Gesellschaft für bedrohte Völker e.V. (GfbV)
Alawiten in Syrien: Angst vor islamistischen Racheakten
Die Gesellschaft für bedrohte Völker (GfbV) warnt vor drohender Gewalt gegen Angehörige der alawitischen Glaubensgemeinschaft in Syrien. Die neuen islamistischen Machthaber führen Razzien in alawitischen Ortschaften im Westen des Landes durch. Die Alawiten, zu denen auch der gestürzte Diktator Assad gehörte, bilden dort die Mehrheit und besiedeln das Gebiet seit Jahrhunderten. Nach Angaben der in Großbritannien ansässigen GfbV-Partnerorganisation „Syrische Beobachtungsstelle für Menschenrechte“ (SOHR) sollen sunnitische Islamisten seit Assads Sturz am 8. Dezember 2024 mindestens 157 Menschen erschossen haben, die meisten davon Alawiten. Mehr als 9.000 Alawiten sollen in einem Gefängnis im zentralsyrischen Hama und in einem weiteren bei Damaskus inhaftiert sein. „Diese Alawiten sind Angehörige der syrischen Armee, die ohne konkreten Grund festgehalten werden. Es besteht die Gefahr, dass die Islamisten sie foltern“, berichtete GfbV-Nahostreferent Dr. Kamal Sido heute in Göttingen. „Racheakte der neuen islamistischen Machthaber beänstigen die alawitische Gemeinschaft. Sie können zu einem bewaffneten Aufstand führen, der das Land weiter destabilisieren würde.“
Wegen Racheakten sunnitischer Islamisten, die vom NATO-Mitglied Türkei unterstützt werden, wollen Kurden, Drusen und Angehörige anderer Volksgruppen ihre Waffen nicht abgeben. Viele Kommandeure der Milizen, die jetzt in Syrien an der Macht sind, kämpften jahrelang in den Reihen des sogenannten „Islamischen Staates“ (IS). „Deshalb ist es gefährlich, die Aufarbeitung der Verbrechen an der syrischen Bevölkerung unter Assad in die Hände dieser Islamisten zu legen. Kriegsverbrecher können keine Kriegsverbrechen aufklären. Sie können sich nur rächen. Erfahrungen aus anderen Teilen der Welt zeigen, dass solche Racheakte in schlimmste Verbrechen bis hin zum Völkermord münden können. Nur eine unabhängige Justiz kann eine Aufarbeitung leisten, die auch die zahlreichen Kriegsverbrechen der Islamisten an Kurden, Armeniern, Assyrern/Aramäern, Alawiten, Drusen, Christen und Yeziden berücksichtigt“, erklärte Sido.
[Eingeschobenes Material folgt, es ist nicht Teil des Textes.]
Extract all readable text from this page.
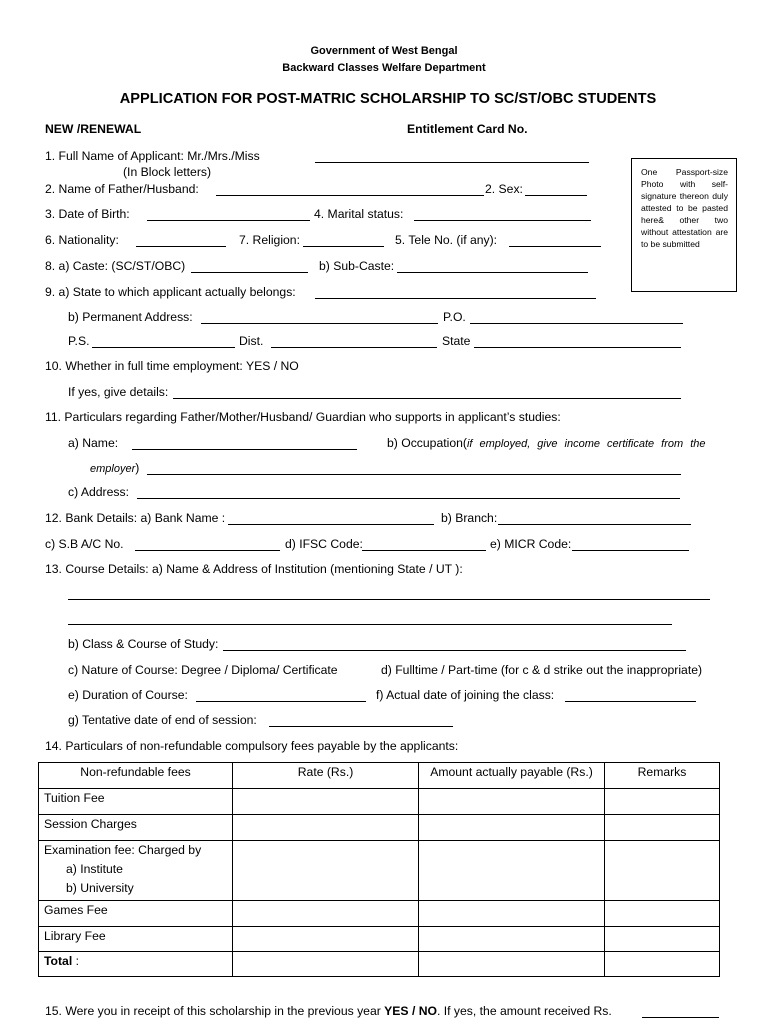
Government of West Bengal
Backward Classes Welfare Department
APPLICATION FOR POST-MATRIC SCHOLARSHIP TO SC/ST/OBC STUDENTS
NEW /RENEWAL	Entitlement Card No.
One Passport-size Photo with self-signature thereon duly attested to be pasted here& other two without attestation are to be submitted
1. Full Name of Applicant: Mr./Mrs./Miss
(In Block letters)
2. Name of Father/Husband:	2. Sex:
3. Date of Birth:	4. Marital status:
6. Nationality:	7. Religion:	5. Tele No. (if any):
8. a) Caste: (SC/ST/OBC)	b) Sub-Caste:
9. a) State to which applicant actually belongs:
b) Permanent Address:	P.O.
P.S.	Dist.	State
10. Whether in full time employment: YES / NO
If yes, give details:
11. Particulars regarding Father/Mother/Husband/ Guardian who supports in applicant’s studies:
a) Name:	b) Occupation(if employed, give income certificate from the
employer)
c) Address:
12. Bank Details: a) Bank Name :	b) Branch:
c) S.B A/C No.	d) IFSC Code:	e) MICR Code:
13. Course Details: a) Name & Address of Institution (mentioning State / UT ):
b) Class & Course of Study:
c) Nature of Course: Degree / Diploma/ Certificate	d) Fulltime / Part-time (for c & d strike out the inappropriate)
e) Duration of Course:	f) Actual date of joining the class:
g) Tentative date of end of session:
14. Particulars of non-refundable compulsory fees payable by the applicants:
Non-refundable fees	Rate (Rs.)	Amount actually payable (Rs.)	Remarks
Tuition Fee			
Session Charges			
Examination fee: Charged by
a) Institute
b) University			

Games Fee			
Library Fee			
Total :			
15. Were you in receipt of this scholarship in the previous year YES / NO. If yes, the amount received Rs.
Die deutsche Bundesregierung, die seit Jahren gute Kontakte zu Islamisten in Syrien pflegt, dürfe die regierenden Islamisten nicht verharmlosen und müsse sich für ein Ende ihrer Racheaktionen einsetzen. Die alawitische Gemeinschaft müsse ihren Platz im zukünftigen Syrien haben. Gemeinsam mit Kurden, Drusen und andere Minderheiten bilden sie ein Gegengewicht zu konservativen Sunniten, die ein islamistisches Regime wollen. Die syrischen Alawiten teilen wie die Aleviten in der Türkei die universellen Werte der Menschenrechte, der Glaubensfreiheit und der Gleichberechtigung von Mann und Frau. Konservative Machthaber wie Erdogan in der Türkei lehnen diese Werte ab.
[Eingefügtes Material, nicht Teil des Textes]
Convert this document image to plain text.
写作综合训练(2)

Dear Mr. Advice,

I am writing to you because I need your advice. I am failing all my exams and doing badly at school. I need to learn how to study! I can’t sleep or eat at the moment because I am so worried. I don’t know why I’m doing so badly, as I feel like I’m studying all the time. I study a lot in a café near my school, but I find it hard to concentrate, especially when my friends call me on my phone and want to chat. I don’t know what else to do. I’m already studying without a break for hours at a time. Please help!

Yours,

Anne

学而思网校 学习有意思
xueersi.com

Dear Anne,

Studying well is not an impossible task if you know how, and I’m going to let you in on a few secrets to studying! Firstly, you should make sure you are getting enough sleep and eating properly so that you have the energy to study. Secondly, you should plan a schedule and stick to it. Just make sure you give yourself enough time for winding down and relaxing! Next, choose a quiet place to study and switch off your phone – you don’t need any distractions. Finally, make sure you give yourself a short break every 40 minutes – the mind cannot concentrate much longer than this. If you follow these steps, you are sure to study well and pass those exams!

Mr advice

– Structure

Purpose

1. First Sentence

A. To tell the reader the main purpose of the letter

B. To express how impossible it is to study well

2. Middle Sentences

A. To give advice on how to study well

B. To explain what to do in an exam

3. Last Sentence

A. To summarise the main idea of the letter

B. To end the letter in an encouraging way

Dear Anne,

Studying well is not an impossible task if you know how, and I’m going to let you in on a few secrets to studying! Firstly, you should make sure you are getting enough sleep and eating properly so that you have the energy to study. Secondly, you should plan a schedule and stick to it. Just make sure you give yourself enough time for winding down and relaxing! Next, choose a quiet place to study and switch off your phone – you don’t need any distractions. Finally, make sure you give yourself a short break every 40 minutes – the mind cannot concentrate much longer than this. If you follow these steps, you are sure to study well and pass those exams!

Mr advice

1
Auch wenn es Unterschiede in den Traditionen gibt, verbindet die Alawiten in Syrien mit den Aleviten in der Türkei eine lange Leidensgeschichte. Immer wieder wurden sie von ihren sunnitischen Nachbarn verfolgt und massenhaft ermordet. Wenn sich das in Syrien fortsetzt, droht der Konflikt auch auf Deutschland überzugreifen. Mindestens 800.000 Aleviten leben hier. Die meisten stammen aus der Türkei, wo es etwa 20 Millionen Aleviten gibt.